Traditionell nimmt man hierzulande Veränderungen gegenüber eine distanzierte Rolle ein. Sei es die Einführung des Abgaskatalysators, die Verwendung fünfstelliger Postleitzahlen, der Computer, das Internet - reflexartig spult man Gründe ab, warum das alles ganz schlimm ist und dass es so etwas unter den Nazis auch schon gab. Entsprechend gerät auch das Bundesverfassungsgericht schnell in den Verdacht, neuer Technik gegenüber nicht gerade aufgeschlossen zu sein. Sei es das Urteil zur Volkszählung von 1983, das zur Onlinedurchsuchung von 2008 oder das zu Wahlmaschinen von 2009 - in allen drei Fällen schoben die Richter einem allzu sorglosen Umgang mit moderner Technik einen Riegel vor. Was aber ist der Unterschied zwischen der Karlsruher Technikskepsis und anderen Bestrebungen, die neuen Medien in den Griff zu bekommen, beispielsweise die von Ursula von der Leyen und Uwe Schünemann geforderten Zensurmaßnahmen?

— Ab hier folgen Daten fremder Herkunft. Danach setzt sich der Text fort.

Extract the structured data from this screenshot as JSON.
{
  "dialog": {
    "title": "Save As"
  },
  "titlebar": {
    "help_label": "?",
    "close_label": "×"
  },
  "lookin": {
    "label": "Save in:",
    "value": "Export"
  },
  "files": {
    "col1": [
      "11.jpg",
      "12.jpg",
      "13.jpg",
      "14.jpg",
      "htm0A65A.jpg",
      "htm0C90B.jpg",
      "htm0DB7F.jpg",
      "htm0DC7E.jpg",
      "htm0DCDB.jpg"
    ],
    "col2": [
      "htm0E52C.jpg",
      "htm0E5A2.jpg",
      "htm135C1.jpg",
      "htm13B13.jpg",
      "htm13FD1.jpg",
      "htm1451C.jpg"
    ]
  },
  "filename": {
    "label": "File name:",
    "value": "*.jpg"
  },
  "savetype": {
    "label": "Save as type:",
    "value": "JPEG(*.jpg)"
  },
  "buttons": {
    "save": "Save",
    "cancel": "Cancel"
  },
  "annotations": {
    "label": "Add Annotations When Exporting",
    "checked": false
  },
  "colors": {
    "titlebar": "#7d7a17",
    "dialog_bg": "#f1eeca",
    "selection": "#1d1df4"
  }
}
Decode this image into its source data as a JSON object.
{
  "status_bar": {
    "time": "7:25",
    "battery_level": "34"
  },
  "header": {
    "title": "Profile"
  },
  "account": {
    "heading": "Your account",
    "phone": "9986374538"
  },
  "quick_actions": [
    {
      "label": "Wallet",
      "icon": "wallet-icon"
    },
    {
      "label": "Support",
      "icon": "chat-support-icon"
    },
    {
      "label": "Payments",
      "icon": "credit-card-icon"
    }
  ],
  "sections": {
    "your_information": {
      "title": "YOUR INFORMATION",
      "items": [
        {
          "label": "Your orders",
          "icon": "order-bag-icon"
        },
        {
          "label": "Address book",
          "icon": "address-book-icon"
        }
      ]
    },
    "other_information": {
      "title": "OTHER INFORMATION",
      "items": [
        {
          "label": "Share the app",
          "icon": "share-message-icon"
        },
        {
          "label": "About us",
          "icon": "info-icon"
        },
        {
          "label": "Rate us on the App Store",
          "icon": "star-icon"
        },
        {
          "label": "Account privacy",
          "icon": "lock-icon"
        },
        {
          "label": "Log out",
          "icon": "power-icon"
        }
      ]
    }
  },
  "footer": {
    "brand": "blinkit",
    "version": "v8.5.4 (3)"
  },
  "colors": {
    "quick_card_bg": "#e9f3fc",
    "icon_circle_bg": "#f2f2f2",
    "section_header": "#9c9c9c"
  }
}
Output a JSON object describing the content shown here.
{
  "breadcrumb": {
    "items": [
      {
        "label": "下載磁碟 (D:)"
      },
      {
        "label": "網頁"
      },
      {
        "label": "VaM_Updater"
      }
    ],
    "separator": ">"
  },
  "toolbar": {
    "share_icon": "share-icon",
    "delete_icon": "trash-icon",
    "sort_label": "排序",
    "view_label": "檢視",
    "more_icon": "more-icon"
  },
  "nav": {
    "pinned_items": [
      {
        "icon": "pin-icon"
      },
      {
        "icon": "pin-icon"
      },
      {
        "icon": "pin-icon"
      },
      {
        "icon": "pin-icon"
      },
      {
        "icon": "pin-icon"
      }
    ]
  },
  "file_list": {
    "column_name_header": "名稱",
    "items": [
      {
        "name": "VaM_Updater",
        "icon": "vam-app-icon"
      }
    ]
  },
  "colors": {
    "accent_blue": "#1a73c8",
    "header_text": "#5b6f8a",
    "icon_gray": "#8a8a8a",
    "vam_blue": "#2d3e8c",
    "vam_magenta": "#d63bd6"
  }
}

Die Antwort ist einfach: Die Verfassungsrichter schauen erst ins Grundgesetz und fangen dann an zu reden. Genau das mag Wolfgang Schäuble an ihnen nicht. Das Leben als Politiker sei doch viel schöner, wenn man ohne Rücksicht auf Grund- und Menschenrechte einfach so drauf los regieren könnte, meint er. Im Gegensatz dazu hat man in Karlsruhe bereits vor einem Vierteljahrhundert eines begriffen: Computer sind nicht dazu da, den Menschen zu gängeln, sondern ihm mehr Freiheiten zu verschaffen. So hat man auch nicht die Volkszählung insgesamt verboten, sondern den Menschen die Freiheit gegeben, darüber zu entscheiden, was andere von ihnen wissen sollen. Man hat nicht die Onlinedurchsuchung insgesamt verboten, sondern den Menschen die Freiheit gegeben, in ihren vier Wänden und auf ihrem Computer unbeobachtet sein zu wollen. Man hat nicht Wahlcomputer insgesamt verboten, sondern den Wählern das Recht gegeben, jeden Schritt einer Wahl nachvollziehen zu können.
Die Freiheit haben wir also. Wir sollten sie nutzen.